Found this in the yard today. Any idea if bantam Cochin or silkie would've laid it?


----------



## FlaCummins (Jul 19, 2012)

Those are my only two small chickens that would lay an egg this small.


----------



## fuzziebutt (Aug 7, 2012)

Any chicken can lay a small egg, really at any time. Sometimes, a chicken will lay a very small or very large egg as a "ladder egg", going up or down the laying cycle. So the color says silkie, but the size doesn't matter!!


----------



## Apyl (Jun 20, 2012)

Cochin. Silkies lay a cream egg, Cochins a brown.


----------



## FlaCummins (Jul 19, 2012)

Thanks. I have a new Cochin bantam, and two reds. One of which has squatted since the day I got them. She's a massive chicken. Just wouldn't have thought she would lay such a small one am especially in the middle of my back yard.


----------



## fuzziebutt (Aug 7, 2012)

Apyl said:


> Cochin. Silkies lay a cream egg, Cochins a brown.

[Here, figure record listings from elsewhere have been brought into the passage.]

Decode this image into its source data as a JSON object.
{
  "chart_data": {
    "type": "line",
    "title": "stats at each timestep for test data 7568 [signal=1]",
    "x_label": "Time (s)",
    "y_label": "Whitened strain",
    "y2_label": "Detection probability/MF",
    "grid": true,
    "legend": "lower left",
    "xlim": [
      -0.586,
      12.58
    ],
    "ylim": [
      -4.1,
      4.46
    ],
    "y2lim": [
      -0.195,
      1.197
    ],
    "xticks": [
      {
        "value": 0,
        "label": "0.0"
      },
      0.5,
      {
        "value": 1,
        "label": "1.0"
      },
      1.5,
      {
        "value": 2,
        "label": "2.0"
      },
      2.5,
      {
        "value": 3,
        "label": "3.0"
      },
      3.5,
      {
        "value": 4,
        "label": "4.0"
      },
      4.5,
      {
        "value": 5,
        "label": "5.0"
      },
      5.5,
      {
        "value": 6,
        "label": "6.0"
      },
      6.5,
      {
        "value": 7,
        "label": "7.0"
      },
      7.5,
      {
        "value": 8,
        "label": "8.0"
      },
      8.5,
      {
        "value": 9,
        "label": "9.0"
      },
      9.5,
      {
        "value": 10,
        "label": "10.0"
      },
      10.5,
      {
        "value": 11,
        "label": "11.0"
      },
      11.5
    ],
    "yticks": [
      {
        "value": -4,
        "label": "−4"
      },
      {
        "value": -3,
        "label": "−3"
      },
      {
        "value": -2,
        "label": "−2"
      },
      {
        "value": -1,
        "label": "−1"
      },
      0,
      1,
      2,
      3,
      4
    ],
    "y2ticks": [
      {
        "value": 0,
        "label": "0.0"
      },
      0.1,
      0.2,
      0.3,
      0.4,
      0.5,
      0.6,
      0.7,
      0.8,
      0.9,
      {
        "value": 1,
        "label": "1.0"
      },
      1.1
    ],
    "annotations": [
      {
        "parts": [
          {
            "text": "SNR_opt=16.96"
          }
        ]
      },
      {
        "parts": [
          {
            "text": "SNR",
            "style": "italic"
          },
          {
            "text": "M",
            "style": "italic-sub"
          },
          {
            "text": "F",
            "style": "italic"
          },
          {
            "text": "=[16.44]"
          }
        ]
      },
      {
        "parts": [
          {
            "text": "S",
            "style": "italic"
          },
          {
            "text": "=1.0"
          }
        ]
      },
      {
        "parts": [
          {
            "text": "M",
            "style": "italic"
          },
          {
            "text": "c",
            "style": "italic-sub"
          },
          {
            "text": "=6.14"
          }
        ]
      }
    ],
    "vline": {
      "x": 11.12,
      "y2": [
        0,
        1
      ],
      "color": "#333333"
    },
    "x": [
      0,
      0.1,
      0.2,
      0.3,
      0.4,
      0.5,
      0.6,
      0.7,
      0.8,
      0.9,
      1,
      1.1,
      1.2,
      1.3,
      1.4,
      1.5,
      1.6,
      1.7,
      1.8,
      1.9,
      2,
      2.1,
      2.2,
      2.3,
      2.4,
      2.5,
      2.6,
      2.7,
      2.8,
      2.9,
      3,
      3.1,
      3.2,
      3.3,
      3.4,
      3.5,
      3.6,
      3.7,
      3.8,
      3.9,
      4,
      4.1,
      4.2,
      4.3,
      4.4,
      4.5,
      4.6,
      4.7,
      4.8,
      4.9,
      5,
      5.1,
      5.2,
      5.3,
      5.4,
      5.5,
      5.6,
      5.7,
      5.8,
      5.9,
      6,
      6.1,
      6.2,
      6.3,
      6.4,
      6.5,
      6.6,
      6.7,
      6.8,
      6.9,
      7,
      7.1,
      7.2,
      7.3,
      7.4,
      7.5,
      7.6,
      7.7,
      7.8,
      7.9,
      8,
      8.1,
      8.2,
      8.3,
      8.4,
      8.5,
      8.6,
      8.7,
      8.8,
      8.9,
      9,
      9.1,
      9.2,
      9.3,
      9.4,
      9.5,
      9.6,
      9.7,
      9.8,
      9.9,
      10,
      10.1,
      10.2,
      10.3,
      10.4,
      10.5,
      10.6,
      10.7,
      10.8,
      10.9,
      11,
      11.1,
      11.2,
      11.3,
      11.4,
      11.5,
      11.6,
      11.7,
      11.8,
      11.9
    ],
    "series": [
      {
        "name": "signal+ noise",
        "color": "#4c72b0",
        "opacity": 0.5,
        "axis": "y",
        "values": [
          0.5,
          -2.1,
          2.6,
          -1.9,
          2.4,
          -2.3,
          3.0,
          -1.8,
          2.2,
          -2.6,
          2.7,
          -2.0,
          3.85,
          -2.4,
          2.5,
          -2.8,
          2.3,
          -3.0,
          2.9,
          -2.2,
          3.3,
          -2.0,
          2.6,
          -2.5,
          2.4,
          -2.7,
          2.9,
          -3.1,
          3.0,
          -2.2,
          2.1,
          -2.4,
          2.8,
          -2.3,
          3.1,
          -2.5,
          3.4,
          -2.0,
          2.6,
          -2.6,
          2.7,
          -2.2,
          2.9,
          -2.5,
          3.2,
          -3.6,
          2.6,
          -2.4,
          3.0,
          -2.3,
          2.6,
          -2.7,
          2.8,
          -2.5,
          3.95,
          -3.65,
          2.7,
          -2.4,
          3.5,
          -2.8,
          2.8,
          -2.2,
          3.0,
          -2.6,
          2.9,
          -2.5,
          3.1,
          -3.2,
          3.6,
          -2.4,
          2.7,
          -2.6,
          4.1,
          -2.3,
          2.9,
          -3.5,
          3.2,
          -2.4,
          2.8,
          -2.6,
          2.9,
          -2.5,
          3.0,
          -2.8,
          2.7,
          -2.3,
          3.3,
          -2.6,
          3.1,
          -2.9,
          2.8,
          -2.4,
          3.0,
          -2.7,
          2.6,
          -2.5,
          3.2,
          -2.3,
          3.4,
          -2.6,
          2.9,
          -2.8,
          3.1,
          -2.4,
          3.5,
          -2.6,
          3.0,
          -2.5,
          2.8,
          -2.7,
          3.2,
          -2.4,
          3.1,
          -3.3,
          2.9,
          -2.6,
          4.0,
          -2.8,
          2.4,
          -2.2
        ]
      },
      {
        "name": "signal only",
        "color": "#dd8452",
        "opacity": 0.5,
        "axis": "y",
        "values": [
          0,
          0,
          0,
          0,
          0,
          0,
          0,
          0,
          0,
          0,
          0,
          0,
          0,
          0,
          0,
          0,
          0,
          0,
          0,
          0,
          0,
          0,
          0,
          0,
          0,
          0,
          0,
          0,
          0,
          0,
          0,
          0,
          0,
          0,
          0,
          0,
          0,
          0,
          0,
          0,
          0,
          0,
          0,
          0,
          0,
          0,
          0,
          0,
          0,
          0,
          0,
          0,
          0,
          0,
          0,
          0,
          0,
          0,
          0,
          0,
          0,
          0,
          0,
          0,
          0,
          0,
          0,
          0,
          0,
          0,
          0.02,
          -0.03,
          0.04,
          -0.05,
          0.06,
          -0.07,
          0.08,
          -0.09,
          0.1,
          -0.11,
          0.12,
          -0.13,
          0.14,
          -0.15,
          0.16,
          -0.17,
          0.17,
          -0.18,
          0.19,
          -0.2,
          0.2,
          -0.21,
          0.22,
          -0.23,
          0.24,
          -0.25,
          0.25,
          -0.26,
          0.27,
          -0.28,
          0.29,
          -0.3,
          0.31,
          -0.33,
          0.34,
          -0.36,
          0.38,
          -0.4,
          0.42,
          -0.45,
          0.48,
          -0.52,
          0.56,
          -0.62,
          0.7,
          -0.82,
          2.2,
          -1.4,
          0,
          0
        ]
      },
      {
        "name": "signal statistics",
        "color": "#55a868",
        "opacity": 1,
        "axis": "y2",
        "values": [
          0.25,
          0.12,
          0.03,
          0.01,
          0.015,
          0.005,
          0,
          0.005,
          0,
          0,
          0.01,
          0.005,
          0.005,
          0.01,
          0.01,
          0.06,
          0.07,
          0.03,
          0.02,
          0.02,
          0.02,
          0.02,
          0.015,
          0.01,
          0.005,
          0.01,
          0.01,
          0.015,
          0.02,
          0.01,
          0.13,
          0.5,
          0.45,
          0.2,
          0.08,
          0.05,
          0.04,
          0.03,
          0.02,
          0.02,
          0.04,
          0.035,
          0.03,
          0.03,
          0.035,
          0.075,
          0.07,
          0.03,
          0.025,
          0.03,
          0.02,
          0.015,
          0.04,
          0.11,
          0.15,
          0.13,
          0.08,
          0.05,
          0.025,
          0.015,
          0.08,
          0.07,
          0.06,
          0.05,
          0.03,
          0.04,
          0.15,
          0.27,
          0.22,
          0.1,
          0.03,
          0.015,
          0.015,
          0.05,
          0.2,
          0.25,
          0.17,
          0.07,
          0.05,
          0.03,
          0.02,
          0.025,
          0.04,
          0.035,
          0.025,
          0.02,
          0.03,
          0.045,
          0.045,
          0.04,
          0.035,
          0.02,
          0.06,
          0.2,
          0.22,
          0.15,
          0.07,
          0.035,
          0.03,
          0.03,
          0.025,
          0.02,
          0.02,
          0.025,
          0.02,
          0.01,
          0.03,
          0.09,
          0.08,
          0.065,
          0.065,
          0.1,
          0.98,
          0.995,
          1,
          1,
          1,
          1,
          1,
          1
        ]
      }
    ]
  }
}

Even if it's a Bantam Cochin? I'm not doubting, just curious. The bantams that I have seen have cream colored eggs, but I've never seen a bantam cochin, either. I've learned a new one!!


----------



## FlaCummins (Jul 19, 2012)

These are the two in question. The Cochin should be at laying age according to the guy I got her from.


----------



## FlaCummins (Jul 19, 2012)

Well I found another egg in the middle of the yard today. Guess I'm going to have to keep them locked up for a couple days an see If they'll lay In one of the two boxes.


----------



## FlaCummins (Jul 19, 2012)

So I'm still not sure who's laying the small eggs but they're not laying them in a box. 2 were fond in the middle of the yard so I kept them I. The coop for a couple days. Each day I've walked out and found a small egg on the floor in the middle of the coop. Any ideas to get them to lay in a nest box. I've got golf balls in both boxes. 2 boxes for 6 chickens. Only 3 laying.


----------